Only 4.5 % of the 182,500 simulation–consistent ensemble members are also consistent with observations (Fig. 5). This implies that a large part of parameter space consistent with historic CMIP5 performance (Table 1) is not observation–consistent. Some 43 % of the 14,500 observation–consistent ensemble members (Fig. 5) lie outside the simulation–consistent ensemble (Table 1). Therefore, significant areas of observation–consistent parameter space are not currently contained within the historic CMIP5 performance-range.
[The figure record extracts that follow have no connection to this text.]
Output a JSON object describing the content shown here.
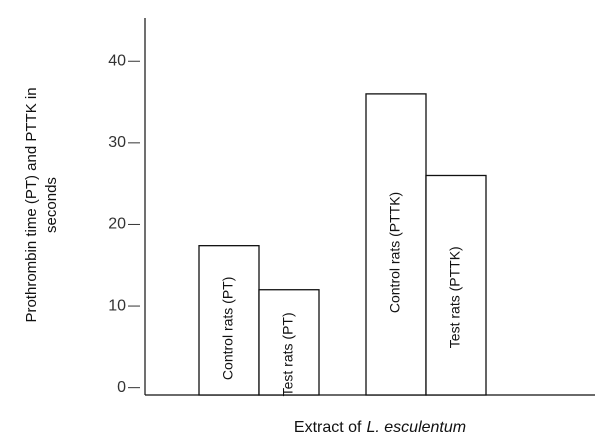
{
  "chart_data": {
    "type": "bar",
    "ylabel": [
      "Prothrombin time (PT) and PTTK in",
      "seconds"
    ],
    "xlabel": [
      "Extract of",
      "L. esculentum"
    ],
    "categories": [
      "Control rats (PT)",
      "Test rats (PT)",
      "Control rats (PTTK)",
      "Test rats (PTTK)"
    ],
    "values": [
      17.4,
      12,
      36,
      26
    ],
    "color": "#ffffff",
    "ylim": [
      -0.9,
      45.3
    ],
    "yticks": [
      0,
      10,
      20,
      30,
      40
    ]
  }
}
The Equilibrium Climate Sensitivity range in the observation–consistent ensemble, of 1.4–4.4 K, is comparable to the IPCC estimate of 1.5–4.5 K (Bindoff et al. 2013). Also, the ranges of the Transient Climate Response to Emissions, TCRE, in the observation–consistent and simulation–consistent model ensembles are comparable to previous estimates based on models and (Collins et al. 2013; Gillet et al. 2013; Matthews et al. 2009; Zickfield et al. 2009, 2012) and observationally constrained theory (Goodwin et al. 2015). These agreements for the ECS, TCRE and projected warming ranges imply that the WASP model presented here (Fig. 2; “Appendix” section) is a useful tool, within a model-hierarchy, for quickly constraining climate parameter estimates and making future projections based on historic observations and historic model performance.
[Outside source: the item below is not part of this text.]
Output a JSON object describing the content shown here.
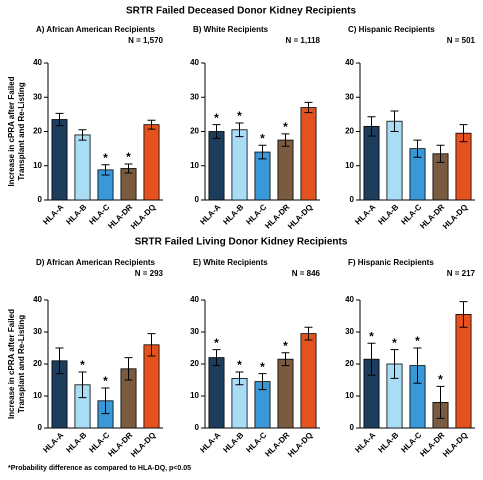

The possible impact on future climate projections of small discrepancies between the range of historic climate change simulated by models and observed in the real climate system is discussed in Assessment Report 5 (Flato et al. 2013) and elsewhere (e.g. England et al. 2013; Song et al. 2014). Dangerous climate change often refers to 2 K or more global mean surface warming above preindustrial, although other climate targets should also be considered (Steinacher et al. 2013). This equates to around an additional 1.4 K above the warming already achieved during the 1985–2005 period (IPCC 2013). This dangerous climate change limit is at the lower bounds of twenty-first century projections for RCP4.5 and RCP6.0 (Fig. 1; Collins et al. 2013), and is considerably below the lower bound of warming projected for RCP8.5. Here, close agreement is found for the lower bounds of twenty-first century warming projected by the CMIP5 ensemble and the observation–consistent ensemble (Fig. 1). This lower bound agreement implies that the projected likelihood of crossing the defined threshold for dangerous climate change is not significantly affected by small CMIP5-observation discrepancies in the historic period. Indeed, the observation–consistent ensemble presented here is in agreement with the CMIP5 ensemble in suggesting that, to stand a good chance of avoiding dangerous climate change by the end of the century, global emissions should be controlled to follow a path below RCP4.5, for example towards RCP3PD emission levels (Fig. 1).